Asia: Heightened political uncertainty clouds the outlook - SocGen
Klaus Baader, Research Analyst at Societe Generale, suggests that the political uncertainty as an impediment to economic growth has become a widely accepted tenet.
Key Quotes
“If indeed true, this could spell trouble for the economic outlook in Asia, where political uncertainty and tensions have increased and are set to increase further in many countries across the region. Moreover, in addition to the country-specific uncertainties, a potentially radical shift in US foreign policy following the US election has added a whole new dimension to this uncertainty. That said, the degree to which growth is undermined is clearly variable and depends, critically, on many factors.”
Does it really matter?
“Political tensions are part of everyday life in the vast majority of countries, so their influence is easily overstated.
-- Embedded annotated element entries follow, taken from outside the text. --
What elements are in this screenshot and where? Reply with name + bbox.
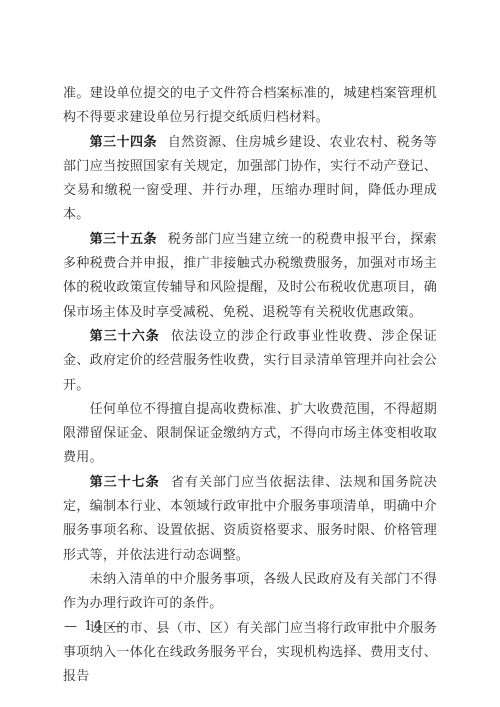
paragraph: 任何单位不得擅自提高收费标准、扩大收费范围，不得超期限滞留保证金、限制保证金缴纳… <box>63 398 437 471</box>
article-number: 第三十六条 <box>90 329 171 344</box>
paragraph-text: 任何单位不得擅自提高收费标准、扩大收费范围，不得超期限滞留保证金、限制保证金缴纳… <box>63 402 437 466</box>
paragraph-text: 准。建设单位提交的电子文件符合档案标准的，城建档案管理机构不得要求建设单位另行提… <box>63 86 437 125</box>
paragraph-text: 未纳入清单的中介服务事项，各级人民政府及有关部门不得作为办理行政许可的条件。 <box>63 572 437 611</box>
page-number: — 14 — <box>64 615 124 639</box>
article-number: 第三十五条 <box>90 232 168 247</box>
article-paragraph: 第三十四条自然资源、住房城乡建设、农业农村、税务等部门应当按照国家有关规定，加强… <box>63 131 437 228</box>
document-page: 准。建设单位提交的电子文件符合档案标准的，城建档案管理机构不得要求建设单位另行提… <box>0 0 500 707</box>
article-number: 第三十七条 <box>90 475 171 490</box>
article-paragraph: 第三十六条依法设立的涉企行政事业性收费、涉企保证金、政府定价的经营服务性收费，实… <box>63 325 437 398</box>
article-number: 第三十四条 <box>90 135 168 150</box>
article-paragraph: 第三十七条省有关部门应当依据法律、法规和国务院决定，编制本行业、本领域行政审批中… <box>63 471 437 568</box>
paragraph: 准。建设单位提交的电子文件符合档案标准的，城建档案管理机构不得要求建设单位另行提… <box>63 82 437 131</box>
text-block: 准。建设单位提交的电子文件符合档案标准的，城建档案管理机构不得要求建设单位另行提… <box>63 82 437 689</box>
paragraph: 未纳入清单的中介服务事项，各级人民政府及有关部门不得作为办理行政许可的条件。 <box>63 568 437 617</box>
article-paragraph: 第三十五条税务部门应当建立统一的税费申报平台，探索多种税费合并申报，推广非接触式… <box>63 228 437 325</box>
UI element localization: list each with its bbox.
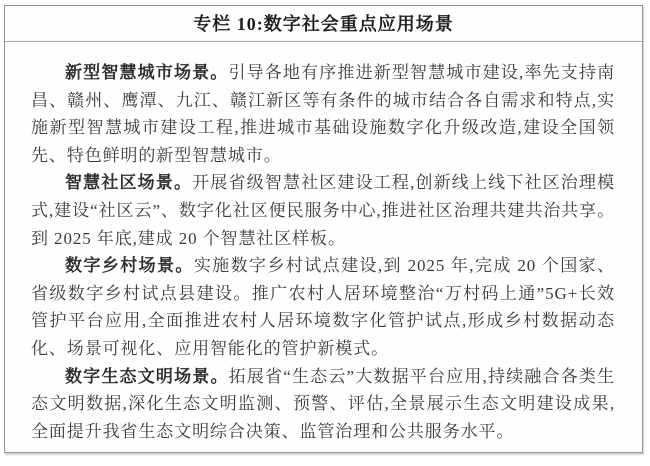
paragraph-smart-city: 新型智慧城市场景。引导各地有序推进新型智慧城市建设,率先支持南昌、赣州、鹰潭、九… xyxy=(31,59,615,169)
document-page: 专栏 10:数字社会重点应用场景 新型智慧城市场景。引导各地有序推进新型智慧城市… xyxy=(0,0,650,466)
paragraph-lead-digital-ecology: 数字生态文明场景。 xyxy=(65,367,229,386)
paragraph-digital-ecology: 数字生态文明场景。拓展省“生态云”大数据平台应用,持续融合各类生态文明数据,深化… xyxy=(31,363,615,446)
paragraph-lead-digital-village: 数字乡村场景。 xyxy=(65,256,194,275)
paragraph-lead-smart-city: 新型智慧城市场景。 xyxy=(65,63,228,82)
paragraph-digital-village: 数字乡村场景。实施数字乡村试点建设,到 2025 年,完成 20 个国家、省级数… xyxy=(31,252,615,362)
column-box: 专栏 10:数字社会重点应用场景 新型智慧城市场景。引导各地有序推进新型智慧城市… xyxy=(4,5,643,453)
column-title: 专栏 10:数字社会重点应用场景 xyxy=(5,6,642,42)
column-body: 新型智慧城市场景。引导各地有序推进新型智慧城市建设,率先支持南昌、赣州、鹰潭、九… xyxy=(5,42,642,445)
paragraph-lead-smart-community: 智慧社区场景。 xyxy=(65,173,192,192)
paragraph-smart-community: 智慧社区场景。开展省级智慧社区建设工程,创新线上线下社区治理模式,建设“社区云”… xyxy=(31,169,615,252)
However, political uncertainty can have adverse effects on an economy, and would typically negatively influence long-term spending decisions, such as business investment, but also spending decisions of households — for example with regard to property investment.”
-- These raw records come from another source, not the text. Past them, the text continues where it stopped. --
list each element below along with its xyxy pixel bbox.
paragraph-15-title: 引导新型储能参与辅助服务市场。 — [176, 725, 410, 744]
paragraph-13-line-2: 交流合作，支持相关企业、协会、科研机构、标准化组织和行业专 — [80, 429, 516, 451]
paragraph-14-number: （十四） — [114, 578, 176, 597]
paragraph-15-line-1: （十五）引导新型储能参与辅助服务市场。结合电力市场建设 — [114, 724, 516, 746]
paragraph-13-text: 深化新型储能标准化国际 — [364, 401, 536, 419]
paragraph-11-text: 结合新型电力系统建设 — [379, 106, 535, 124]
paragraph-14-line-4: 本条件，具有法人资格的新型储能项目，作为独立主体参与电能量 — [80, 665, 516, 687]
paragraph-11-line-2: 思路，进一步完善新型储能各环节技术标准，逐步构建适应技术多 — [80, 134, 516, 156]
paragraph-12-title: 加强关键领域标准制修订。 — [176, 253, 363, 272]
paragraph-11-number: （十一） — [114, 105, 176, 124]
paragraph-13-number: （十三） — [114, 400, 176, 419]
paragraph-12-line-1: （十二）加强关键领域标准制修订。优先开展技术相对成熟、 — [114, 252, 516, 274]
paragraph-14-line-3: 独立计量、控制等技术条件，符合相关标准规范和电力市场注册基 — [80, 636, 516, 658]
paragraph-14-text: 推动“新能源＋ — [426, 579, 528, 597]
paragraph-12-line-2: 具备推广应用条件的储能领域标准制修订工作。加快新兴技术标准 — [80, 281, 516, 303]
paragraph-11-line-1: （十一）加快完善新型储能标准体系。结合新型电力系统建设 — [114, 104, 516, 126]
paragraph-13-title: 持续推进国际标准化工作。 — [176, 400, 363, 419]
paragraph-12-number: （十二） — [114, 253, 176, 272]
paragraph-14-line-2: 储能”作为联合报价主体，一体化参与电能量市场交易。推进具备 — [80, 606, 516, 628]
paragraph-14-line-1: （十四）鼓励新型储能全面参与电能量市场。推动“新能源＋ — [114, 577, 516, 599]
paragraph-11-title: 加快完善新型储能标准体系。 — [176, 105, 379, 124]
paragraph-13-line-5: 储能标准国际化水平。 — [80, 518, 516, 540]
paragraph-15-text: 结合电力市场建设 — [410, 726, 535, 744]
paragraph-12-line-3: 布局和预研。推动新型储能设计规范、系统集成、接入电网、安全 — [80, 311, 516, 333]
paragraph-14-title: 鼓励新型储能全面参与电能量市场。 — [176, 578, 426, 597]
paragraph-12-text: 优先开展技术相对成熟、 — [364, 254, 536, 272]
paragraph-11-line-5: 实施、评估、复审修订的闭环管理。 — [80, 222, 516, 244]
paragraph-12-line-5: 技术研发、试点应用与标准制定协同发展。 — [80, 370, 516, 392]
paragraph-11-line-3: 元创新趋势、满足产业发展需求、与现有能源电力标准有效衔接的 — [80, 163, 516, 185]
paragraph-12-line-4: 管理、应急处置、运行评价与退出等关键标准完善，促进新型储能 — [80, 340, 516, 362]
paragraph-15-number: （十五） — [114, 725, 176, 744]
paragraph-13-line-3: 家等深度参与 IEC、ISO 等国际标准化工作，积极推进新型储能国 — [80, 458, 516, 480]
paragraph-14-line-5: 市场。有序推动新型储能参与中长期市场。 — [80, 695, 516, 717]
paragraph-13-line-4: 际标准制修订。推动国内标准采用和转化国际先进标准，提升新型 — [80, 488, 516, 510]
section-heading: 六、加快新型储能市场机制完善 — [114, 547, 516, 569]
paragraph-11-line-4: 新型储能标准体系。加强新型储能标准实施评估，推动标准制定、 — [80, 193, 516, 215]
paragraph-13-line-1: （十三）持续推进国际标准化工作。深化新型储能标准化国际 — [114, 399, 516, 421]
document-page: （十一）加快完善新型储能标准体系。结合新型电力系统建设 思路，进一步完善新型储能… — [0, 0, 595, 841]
“More importantly for emerging economies, foreign direct investment is especially sensitive to perceptions of political and legal stability. Hence, economies which rely more heavily on such inflows are more at risk. Tourism is another area where perceptions of political stability and personal security play an important role, and heightened political unrest, let alone armed conflict, can lead to substantial reductions in tourism revenue.”
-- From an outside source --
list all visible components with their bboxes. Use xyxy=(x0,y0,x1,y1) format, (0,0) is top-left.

“Portfolio flows are arguably less sensitive to political tension, but they are not immune. To what extent this matters depends on the importance of foreign capital in domestic capital markets. In Asia, participation in local currency bond markets by foreign capital is especially high in Indonesia (39%) and Malaysia (35%), putting these economies more at risk in case of adverse political shocks. As regards foreign participation in equity markets, Taiwan and Malaysia show high vulnerability (at 37% and 31%, respectively) but in Korea nearly one- quarter of the stock market is in foreign hands. Of course, high foreign participation in local capital markets also implies greater vulnerability of the currency although the amount of foreign exchange reserves can provide a buffer.”